Language guidance in computer vision


  1. DeViL: Decoding Vision features into Language (https://arxiv.org/abs/2309.01617)
  2. Label-Free Concept Bottleneck Models (https://arxiv.org/abs/2304.06129)
  3. Visual Classification via Description from Large Language Models (https://arxiv.org/abs/2210.07183)
  4. ViperGPT: Visual Inference via Python Execution for Reasoning (https://arxiv.org/abs/2303.08128)
  5. Image-free Classifier Injection for Zero-Shot Classification (https://arxiv.org/abs/2308.10599)
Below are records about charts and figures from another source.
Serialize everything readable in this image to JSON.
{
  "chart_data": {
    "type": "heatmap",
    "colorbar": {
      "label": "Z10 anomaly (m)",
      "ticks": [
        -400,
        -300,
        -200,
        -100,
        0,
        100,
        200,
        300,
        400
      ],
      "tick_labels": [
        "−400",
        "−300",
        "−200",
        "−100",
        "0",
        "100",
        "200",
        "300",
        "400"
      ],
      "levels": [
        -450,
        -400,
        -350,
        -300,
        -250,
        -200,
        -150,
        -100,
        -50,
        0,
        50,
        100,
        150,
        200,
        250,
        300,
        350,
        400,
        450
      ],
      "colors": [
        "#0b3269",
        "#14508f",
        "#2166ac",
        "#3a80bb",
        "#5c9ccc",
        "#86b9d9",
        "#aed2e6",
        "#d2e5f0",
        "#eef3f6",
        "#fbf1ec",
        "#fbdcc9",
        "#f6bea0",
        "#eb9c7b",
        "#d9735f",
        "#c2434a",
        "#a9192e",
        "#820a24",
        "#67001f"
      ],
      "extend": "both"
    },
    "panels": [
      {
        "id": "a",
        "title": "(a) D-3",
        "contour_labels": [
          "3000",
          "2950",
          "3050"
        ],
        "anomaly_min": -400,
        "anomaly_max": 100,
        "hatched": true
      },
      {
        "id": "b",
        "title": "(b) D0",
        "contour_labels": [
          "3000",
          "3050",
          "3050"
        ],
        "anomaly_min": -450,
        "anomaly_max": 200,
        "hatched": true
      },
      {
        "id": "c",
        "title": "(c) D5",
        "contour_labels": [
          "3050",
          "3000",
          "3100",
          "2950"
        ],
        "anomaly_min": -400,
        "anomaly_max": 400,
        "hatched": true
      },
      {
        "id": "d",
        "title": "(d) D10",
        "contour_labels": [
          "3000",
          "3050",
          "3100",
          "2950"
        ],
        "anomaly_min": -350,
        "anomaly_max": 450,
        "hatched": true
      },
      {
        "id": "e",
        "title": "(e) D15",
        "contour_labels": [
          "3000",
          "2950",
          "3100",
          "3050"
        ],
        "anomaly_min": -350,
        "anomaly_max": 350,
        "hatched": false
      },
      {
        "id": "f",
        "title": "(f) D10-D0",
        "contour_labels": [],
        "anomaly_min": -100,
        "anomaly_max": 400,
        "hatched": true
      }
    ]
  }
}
Personalized text2image models


  1. Adding Conditional Control to Text-to-Image Diffusion Models (ControlNet, https://arxiv.org/abs/2302.05543)
  2. An Image is Worth One Word: Personalizing Text-to-Image Generation using Textual Inversion (https://textual-inversion.github.io/)
  3. DreamBooth: Fine Tuning Text-to-Image Diffusion Models for Subject-Driven Generation (https://dreambooth.github.io/)
  4. Differential Diffusion: Giving Each Pixel Its Strength (https://differential-diffusion.github.io/)
  5. Anti-DreamBooth: Protecting users from personalized text-to-image synthesis (https://arxiv.org/pdf/2303.15433.pdf)

Compositionality


  1. Vision-by-Language for Training-Free Compositional Image Retrieval (https://arxiv.org/abs/2310.09291)
  2. CoVR: Learning Composed Video Retrieval from Web Video Captions (https://imagine.enpc.fr/~ventural/covr/dataset/covr.pdf)
  3. Zero-Shot Composed Image Retrieval with Textual Inversion (https://arxiv.org/abs/2303.15247)
  4. Attend-and-Excite: Attention-Based Semantic Guidance for Text-to-Image Diffusion Models (https://arxiv.org/abs/2301.13826)
  5. When and why vision-language models behave like bags-of-words, and what to do about it? (https://arxiv.org/abs/2210.01936)

Requirements


A successful participation in the seminar includes:

  • Active participation in the entire event: We have 70% attendance policy for this seminar. (You need to attend at least 5 of the 7 sessions.)
  • Short presentation on May 16th or 23rd (10 minutes talk including questions)
  • Long presentation on June 6th, 13th, 20th, 27th, or July 4th (20 minutes talk including questions)

Registration


The registration must be done through the TUM Matching Platform.